Talk about changing standards. Now, under the new rules of Robert Mueller, a president can be prosecuted for executing his duties if he does so with improper motives. From Ann Coulter at anncoulter.com:
According to Robert Mueller, a president can be guilty of obstruction of justice simply by exercising the powers of the president — if he does so with “an intent to obtain an improper advantage for himself or someone else, inconsistent with official duty and the rights of others.”
Wow. That’s a new standard for a president’s Article II powers! I don’t see it in my pocket Constitution.
What Mueller is saying is that he should hold the position of supreme exalted master president to review all decisions made by the man who was elected to the office of president by mere voters.
Mueller can’t say Trump obstructed justice. The investigation found no Russian “collusion,” or related crimes, so there was no justice to obstruct. That’s why there’s nothing in the report about “perjury,” “destroying evidence” or any other recognizable crime, like, say, “accepting a cash bribe.”
Instead, Mueller proposes to review the decisions of the person duly elected president on a purity-of-motive standard. “An improper motive,” the Mueller report states, “can render an actor’s conduct criminal even when the conduct would otherwise be lawful and within the actor’s authority.”
Except the “actor” here is the president. We’re not talking about the authority of a CEO or chief of police. We’re talking about the U.S. president, whose “authority” comes directly from the Constitution.

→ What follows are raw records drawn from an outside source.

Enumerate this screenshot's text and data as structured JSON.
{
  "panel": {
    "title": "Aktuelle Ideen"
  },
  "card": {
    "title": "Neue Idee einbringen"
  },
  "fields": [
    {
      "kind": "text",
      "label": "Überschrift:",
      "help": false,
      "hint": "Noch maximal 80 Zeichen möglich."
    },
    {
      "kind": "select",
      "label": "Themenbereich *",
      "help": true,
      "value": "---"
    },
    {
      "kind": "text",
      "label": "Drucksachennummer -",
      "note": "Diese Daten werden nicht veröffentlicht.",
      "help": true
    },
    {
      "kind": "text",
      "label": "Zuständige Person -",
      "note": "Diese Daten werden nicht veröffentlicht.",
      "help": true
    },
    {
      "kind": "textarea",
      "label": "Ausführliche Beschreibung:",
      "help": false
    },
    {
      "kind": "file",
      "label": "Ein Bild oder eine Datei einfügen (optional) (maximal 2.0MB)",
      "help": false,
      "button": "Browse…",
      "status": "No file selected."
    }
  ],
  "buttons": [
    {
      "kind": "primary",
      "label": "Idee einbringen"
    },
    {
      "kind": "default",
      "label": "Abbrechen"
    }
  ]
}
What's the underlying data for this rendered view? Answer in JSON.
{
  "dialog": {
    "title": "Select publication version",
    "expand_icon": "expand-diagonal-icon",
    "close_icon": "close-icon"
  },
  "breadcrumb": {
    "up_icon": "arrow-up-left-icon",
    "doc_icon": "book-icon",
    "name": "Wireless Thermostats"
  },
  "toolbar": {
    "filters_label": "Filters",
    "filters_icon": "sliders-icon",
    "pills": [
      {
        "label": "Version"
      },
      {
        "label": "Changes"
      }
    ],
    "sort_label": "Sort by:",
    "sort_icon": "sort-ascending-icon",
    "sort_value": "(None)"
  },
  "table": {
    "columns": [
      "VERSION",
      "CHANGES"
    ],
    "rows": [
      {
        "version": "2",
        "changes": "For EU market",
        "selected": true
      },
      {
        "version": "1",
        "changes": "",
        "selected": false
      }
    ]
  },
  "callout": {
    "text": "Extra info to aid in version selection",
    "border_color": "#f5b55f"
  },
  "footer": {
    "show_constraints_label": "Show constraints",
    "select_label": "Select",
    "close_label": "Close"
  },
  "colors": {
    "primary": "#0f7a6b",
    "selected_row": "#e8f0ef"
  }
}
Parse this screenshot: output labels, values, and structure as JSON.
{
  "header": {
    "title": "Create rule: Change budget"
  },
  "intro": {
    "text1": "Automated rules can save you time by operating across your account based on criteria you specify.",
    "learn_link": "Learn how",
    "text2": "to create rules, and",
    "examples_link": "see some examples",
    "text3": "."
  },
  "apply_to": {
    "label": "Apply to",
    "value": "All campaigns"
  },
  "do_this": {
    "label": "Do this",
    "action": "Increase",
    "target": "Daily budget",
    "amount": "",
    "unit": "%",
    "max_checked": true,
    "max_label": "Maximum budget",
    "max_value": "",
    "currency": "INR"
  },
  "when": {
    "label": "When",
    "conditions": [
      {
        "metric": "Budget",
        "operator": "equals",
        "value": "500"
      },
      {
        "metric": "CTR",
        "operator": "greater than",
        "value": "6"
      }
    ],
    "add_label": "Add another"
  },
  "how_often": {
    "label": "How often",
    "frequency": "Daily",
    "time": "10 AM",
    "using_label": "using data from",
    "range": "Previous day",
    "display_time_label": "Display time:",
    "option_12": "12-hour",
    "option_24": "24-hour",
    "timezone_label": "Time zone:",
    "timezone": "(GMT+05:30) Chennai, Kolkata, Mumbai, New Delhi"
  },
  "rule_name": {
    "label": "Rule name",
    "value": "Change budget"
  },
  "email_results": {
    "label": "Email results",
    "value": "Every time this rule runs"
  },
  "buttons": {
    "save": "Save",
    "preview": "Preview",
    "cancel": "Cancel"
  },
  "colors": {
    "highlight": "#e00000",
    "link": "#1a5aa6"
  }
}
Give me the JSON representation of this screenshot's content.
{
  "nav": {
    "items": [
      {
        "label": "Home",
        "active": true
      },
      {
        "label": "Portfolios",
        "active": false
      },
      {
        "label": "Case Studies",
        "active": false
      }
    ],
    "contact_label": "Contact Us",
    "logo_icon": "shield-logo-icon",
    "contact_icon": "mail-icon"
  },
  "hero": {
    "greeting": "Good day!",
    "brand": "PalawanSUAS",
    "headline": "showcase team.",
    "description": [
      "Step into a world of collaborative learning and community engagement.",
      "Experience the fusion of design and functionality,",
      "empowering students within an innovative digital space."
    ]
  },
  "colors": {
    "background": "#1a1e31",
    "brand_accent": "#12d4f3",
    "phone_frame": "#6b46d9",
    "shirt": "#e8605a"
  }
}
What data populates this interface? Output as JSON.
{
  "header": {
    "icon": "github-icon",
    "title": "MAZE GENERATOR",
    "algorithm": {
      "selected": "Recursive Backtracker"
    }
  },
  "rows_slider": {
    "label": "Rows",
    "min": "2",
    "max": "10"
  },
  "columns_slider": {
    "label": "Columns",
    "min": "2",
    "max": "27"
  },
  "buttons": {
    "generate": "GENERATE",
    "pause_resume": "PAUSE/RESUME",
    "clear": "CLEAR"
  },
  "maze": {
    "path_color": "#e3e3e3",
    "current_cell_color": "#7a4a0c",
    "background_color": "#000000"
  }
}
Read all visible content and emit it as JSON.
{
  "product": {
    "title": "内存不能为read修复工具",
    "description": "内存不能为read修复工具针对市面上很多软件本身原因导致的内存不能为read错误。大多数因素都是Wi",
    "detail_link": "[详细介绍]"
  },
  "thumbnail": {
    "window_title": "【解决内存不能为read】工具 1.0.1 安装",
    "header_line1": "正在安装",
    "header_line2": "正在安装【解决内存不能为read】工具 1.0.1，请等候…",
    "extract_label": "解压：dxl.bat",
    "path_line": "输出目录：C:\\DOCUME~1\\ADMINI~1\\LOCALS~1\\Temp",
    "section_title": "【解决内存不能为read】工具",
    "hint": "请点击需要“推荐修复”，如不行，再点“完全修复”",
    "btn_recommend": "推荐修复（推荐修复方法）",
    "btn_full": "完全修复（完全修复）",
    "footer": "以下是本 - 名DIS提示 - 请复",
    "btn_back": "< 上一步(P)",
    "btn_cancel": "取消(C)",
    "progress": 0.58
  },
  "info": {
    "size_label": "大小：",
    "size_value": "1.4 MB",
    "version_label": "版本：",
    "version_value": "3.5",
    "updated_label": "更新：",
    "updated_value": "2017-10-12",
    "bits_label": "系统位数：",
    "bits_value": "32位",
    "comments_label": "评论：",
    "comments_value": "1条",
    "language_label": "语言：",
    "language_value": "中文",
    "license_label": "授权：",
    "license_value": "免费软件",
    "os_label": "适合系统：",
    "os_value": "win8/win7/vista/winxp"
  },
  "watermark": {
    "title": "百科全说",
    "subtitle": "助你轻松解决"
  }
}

If a special counsel is entitled to sit in judgment on a president’s motives for exercising his constitutional powers, there will never be a president who is not under investigation for everything he does. Mueller is claiming that prosecutors and Congress have a right to probe the president’s state of mind when he orders the 101st Airborne into action or nominates a new Supreme Court justice.
While we’re at it, can the president convene a commission to investigate the motives of a member of Congress for voting a particular way? How about a Supreme Court justice? (I’ve been dying to get to the bottom of Justice Roberts’ vote to uphold Obamacare.)